Amanda stopped hating the stepfathers and began rolling her eyes and laughing about them in Junior High. She’d pocket the money her father sent and trash his Hallmark cards without even looking at them. It all seemed to glance off her. I wonder sometimes if it really doesn’t, though. I look at the way Russell treats her and the way she accepts it and wonder if the pain is all still there, some hemorrhage deep down beneath her glittering surface.
She’s worth so much more than this. I wish I could tell her, but although my thoughts feel profound to me right now, my tongue is too clumsy and stupid to voice them.
“Love you, Mandy,” is all I manage, throwing an arm around her.

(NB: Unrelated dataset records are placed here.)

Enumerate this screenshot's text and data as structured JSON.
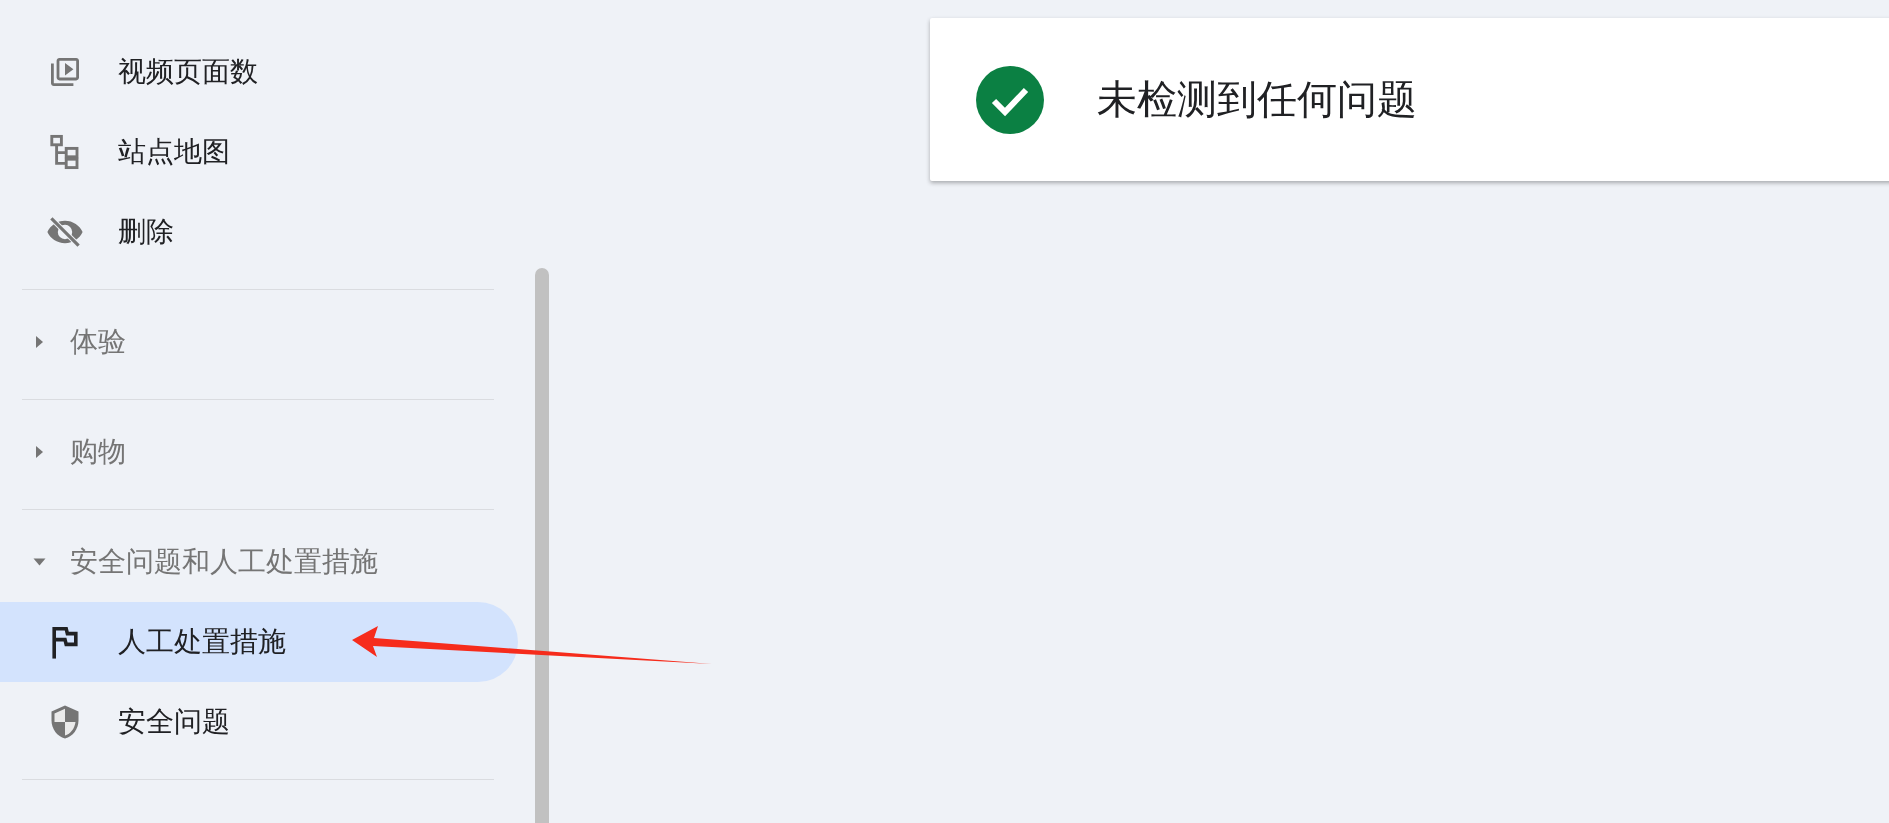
{
  "sidebar": {
    "items": [
      {
        "label": "视频页面数",
        "selected": false
      },
      {
        "label": "站点地图",
        "selected": false
      },
      {
        "label": "删除",
        "selected": false
      }
    ],
    "sections": [
      {
        "label": "体验",
        "expanded": false
      },
      {
        "label": "购物",
        "expanded": false
      },
      {
        "label": "安全问题和人工处置措施",
        "expanded": true,
        "items": [
          {
            "label": "人工处置措施",
            "selected": true
          },
          {
            "label": "安全问题",
            "selected": false
          }
        ]
      }
    ]
  },
  "status_card": {
    "text": "未检测到任何问题"
  }
}
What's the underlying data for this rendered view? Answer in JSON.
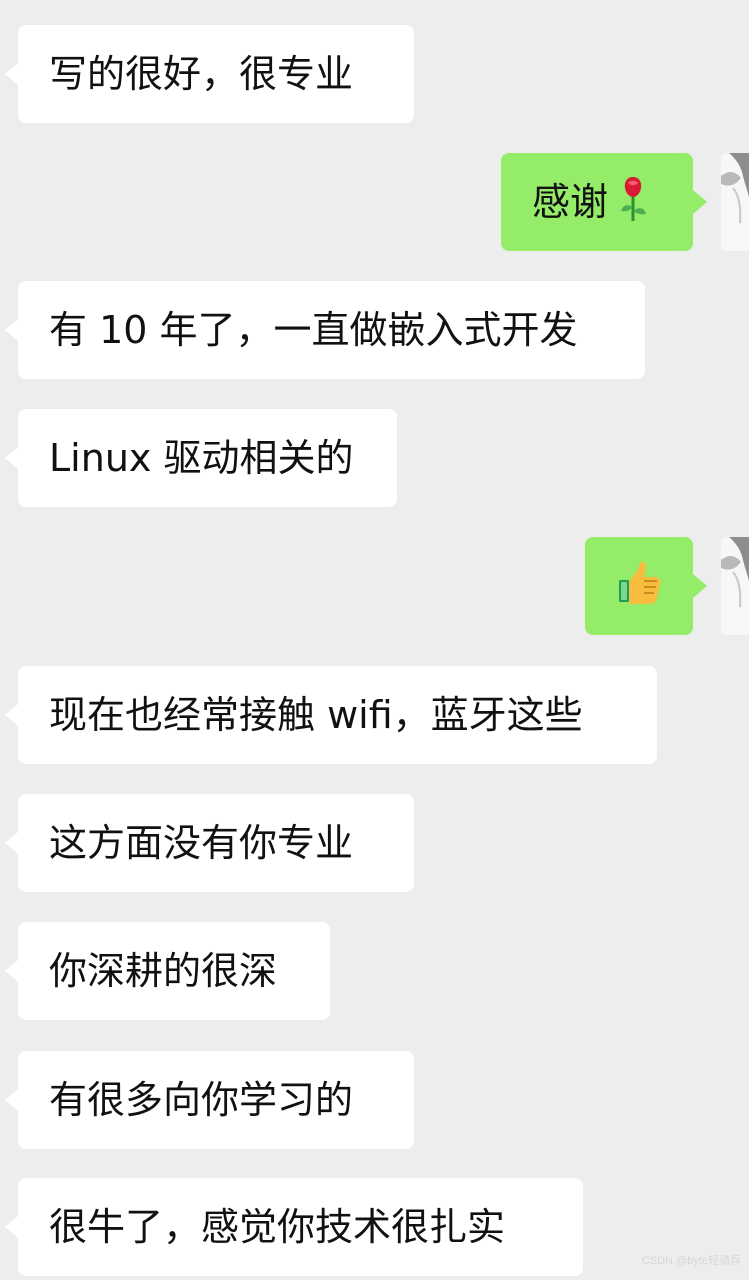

She hugs me back. “Love ya, too, hon.” Then she’s teetering away. “I’ll be back before you know it.”
“We’ll count the seconds,” Russell pledges, hand on his heart, smirk on his lips.
Silence descends. It hits me dully that Amanda is gone. As the walls teeter and spin around me, I focus on the other occupant of the room. He’s breathing heavily, his gaze clinging to mine. His pupils are dilated. “Look at this, Kitten. We’re alone.”
The thought floats out from the dull sludge in my mind: I’m drunk and alone with Russell Corgin.
As if this day wasn’t bad enough already.